The Importance of a Solid Small Business Plan
If you are thinking about starting your own business, one of the first things on your itinerary should be coming up with a smart and solid small business plan. Without this plan, you will have trouble drumming up capital for your new business, you won’t have a good idea of what your goals are, and you will generally be like a ship at sea, without a compass and without any sense of direction. It is a cliché to say, “Those that fail to plan, plan to fail”, but it is as true now as it has ever been. Take the time to draw up a complete and thorough business plan and you will be that much closer to success when it comes to the starting of your own company. Banks will look at you more closely, you’ll be able to convince investors to part with their money, and you may even be able to take part in government programs to help your business get off the ground.

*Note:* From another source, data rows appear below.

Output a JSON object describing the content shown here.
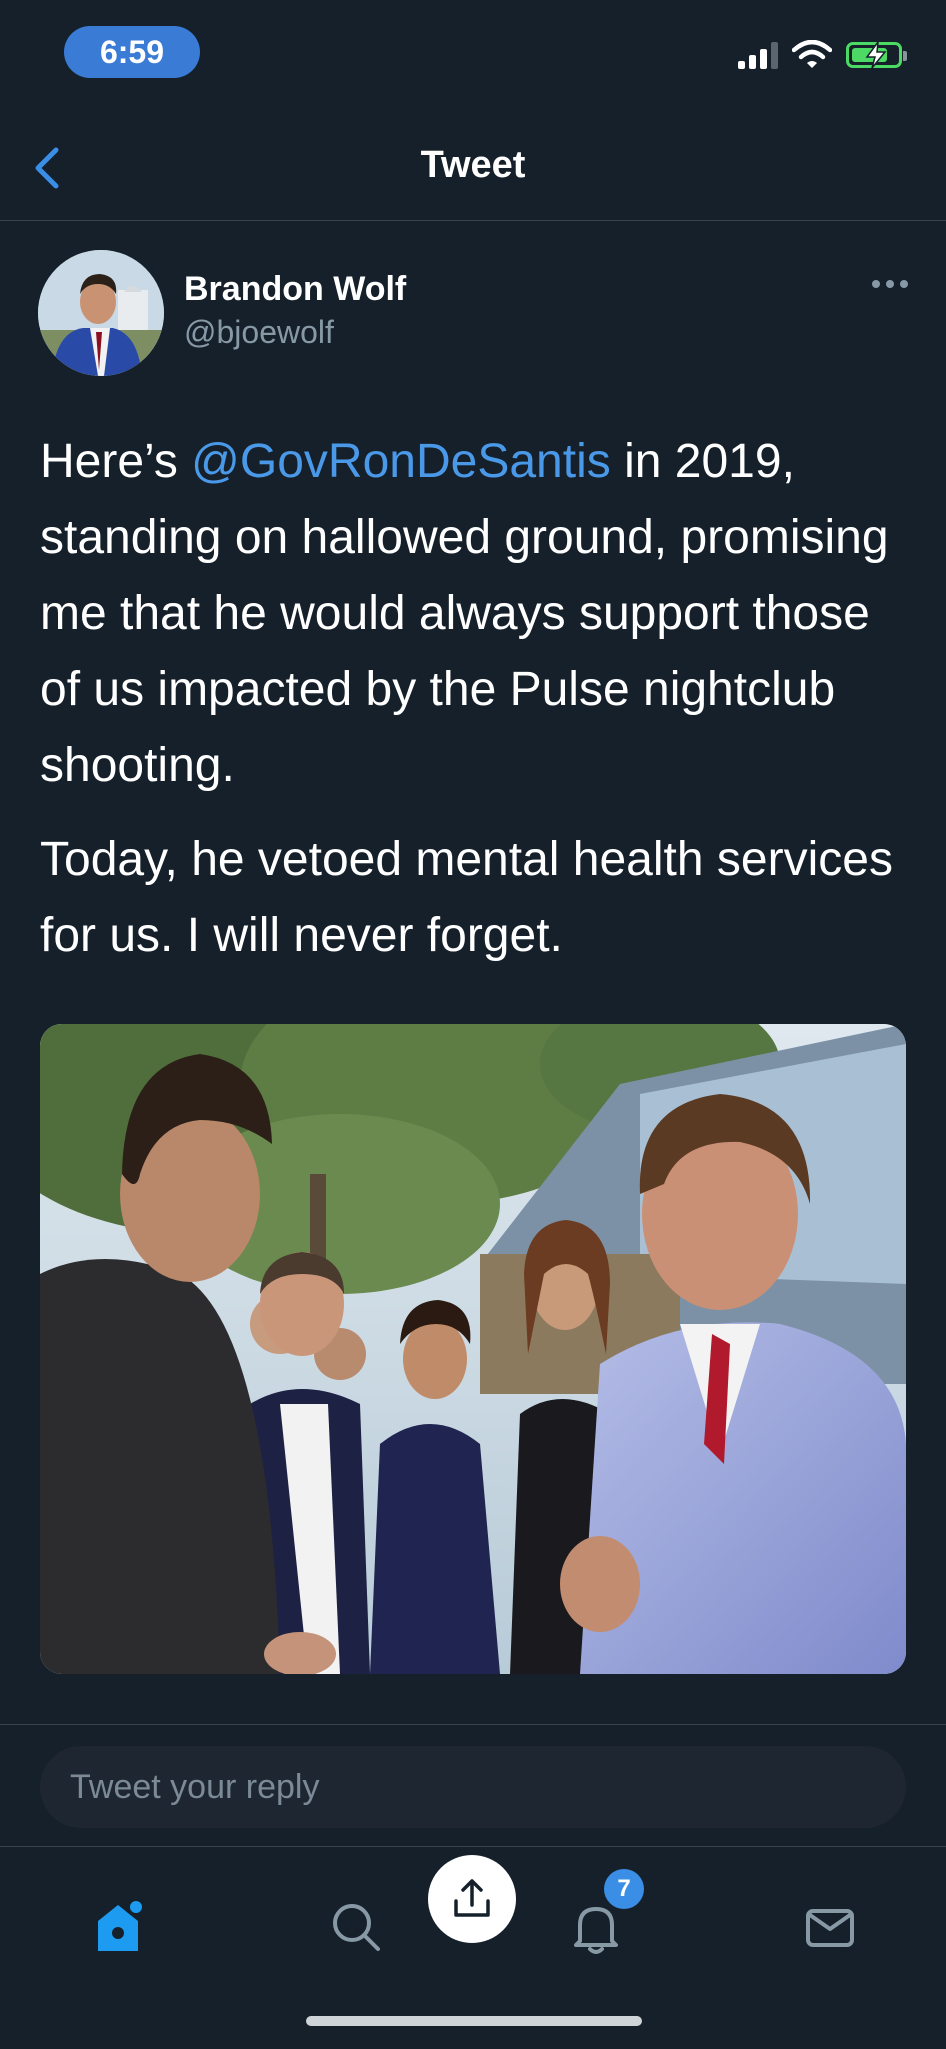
{
  "status_bar": {
    "time": "6:59"
  },
  "header": {
    "title": "Tweet"
  },
  "tweet": {
    "author_name": "Brandon Wolf",
    "author_handle": "@bjoewolf",
    "p1_before": "Here’s ",
    "p1_mention": "@GovRonDeSantis",
    "p1_after": " in 2019, standing on hallowed ground, promising me that he would always support those of us impacted by the Pulse nightclub shooting.",
    "p2": "Today, he vetoed mental health services for us. I will never forget."
  },
  "reply": {
    "placeholder": "Tweet your reply"
  },
  "tabbar": {
    "notification_count": "7"
  },
  "colors": {
    "background": "#15202b",
    "link": "#4a99e9",
    "accent": "#1da1f2"
  }
}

Before you get started, you should know there are different types of business plans, and each of them has their place in the road to gaining capital for your new business.

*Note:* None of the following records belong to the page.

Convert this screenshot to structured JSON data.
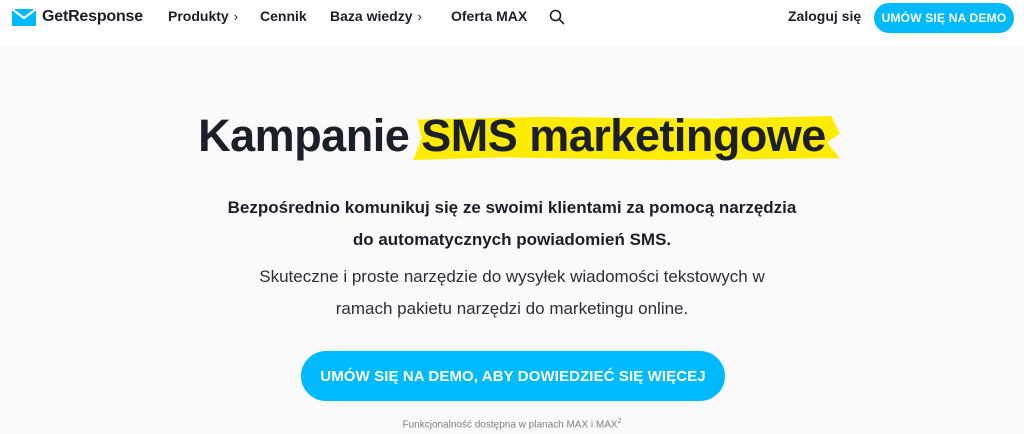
{
  "brand": {
    "name": "GetResponse",
    "accent": "#00baff",
    "highlight": "#ffec00"
  },
  "nav": {
    "items": [
      {
        "label": "Produkty",
        "chevron": "›"
      },
      {
        "label": "Cennik"
      },
      {
        "label": "Baza wiedzy",
        "chevron": "›"
      },
      {
        "label": "Oferta MAX"
      }
    ],
    "search_icon": "search-icon",
    "login": "Zaloguj się",
    "demo_button": "UMÓW SIĘ NA DEMO"
  },
  "hero": {
    "title_plain": "Kampanie ",
    "title_highlight": "SMS marketingowe",
    "lead_line1": "Bezpośrednio komunikuj się ze swoimi klientami za pomocą narzędzia",
    "lead_line2": "do automatycznych powiadomień SMS.",
    "sub_line1": "Skuteczne i proste narzędzie do wysyłek wiadomości tekstowych w",
    "sub_line2": "ramach pakietu narzędzi do marketingu online.",
    "cta": "UMÓW SIĘ NA DEMO, ABY DOWIEDZIEĆ SIĘ WIĘCEJ",
    "note": "Funkcjonalność dostępna w planach MAX i MAX",
    "note_sup": "2"
  }
}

If you are starting out, you would be wise to draw up three separate business plans, each of them to be used at various points along the way. This will include the so-called “elevator pitch” plan, which is more or less a teaser, with the purpose of getting the attention and interest of those with money to invest. Sometimes investors are leery to waste too much of their time listening to an initial pitch. This is why this type of plan is so valuable. You should be able to get across the salient points in under two minutes, which may be all the time you’re afforded.
Let’s say your elevator pitch got you an appointment. With more time, you’ll be called upon to deliver an oral presentation. This presentation, while maintaining the rules of professionalism, will be more strongly focused on entertainment and excitement values than the boring crunching of numbers. Charts, illustrations, and a commitment to keeping your energy level high (but not too high; these investors don’t want to see a clown show) will be the best way to present this plan.
If your oral presentation is successful, investors will then want to see the third type of business plan, which is the written plan. Depending on the type of business you plan to open, this plan could be anywhere from ten to a hundred pages long. Any questions a potential investor would have will be presented in this plan. If your writing skills are not particularly strong, you may want to consider hiring a professional to write the business plan for you. This will be the last step to procuring capital, and you want to make it the best plan you possibly can.
Several examples of well written business plans are available on the web. You can find them with a little search engine research. You can also take online or community college courses in developing a business plan. The more you can learn before beginning, the better. The money is out there, waiting to be scooped up, but you must put your best foot forward if you want to get a piece of it.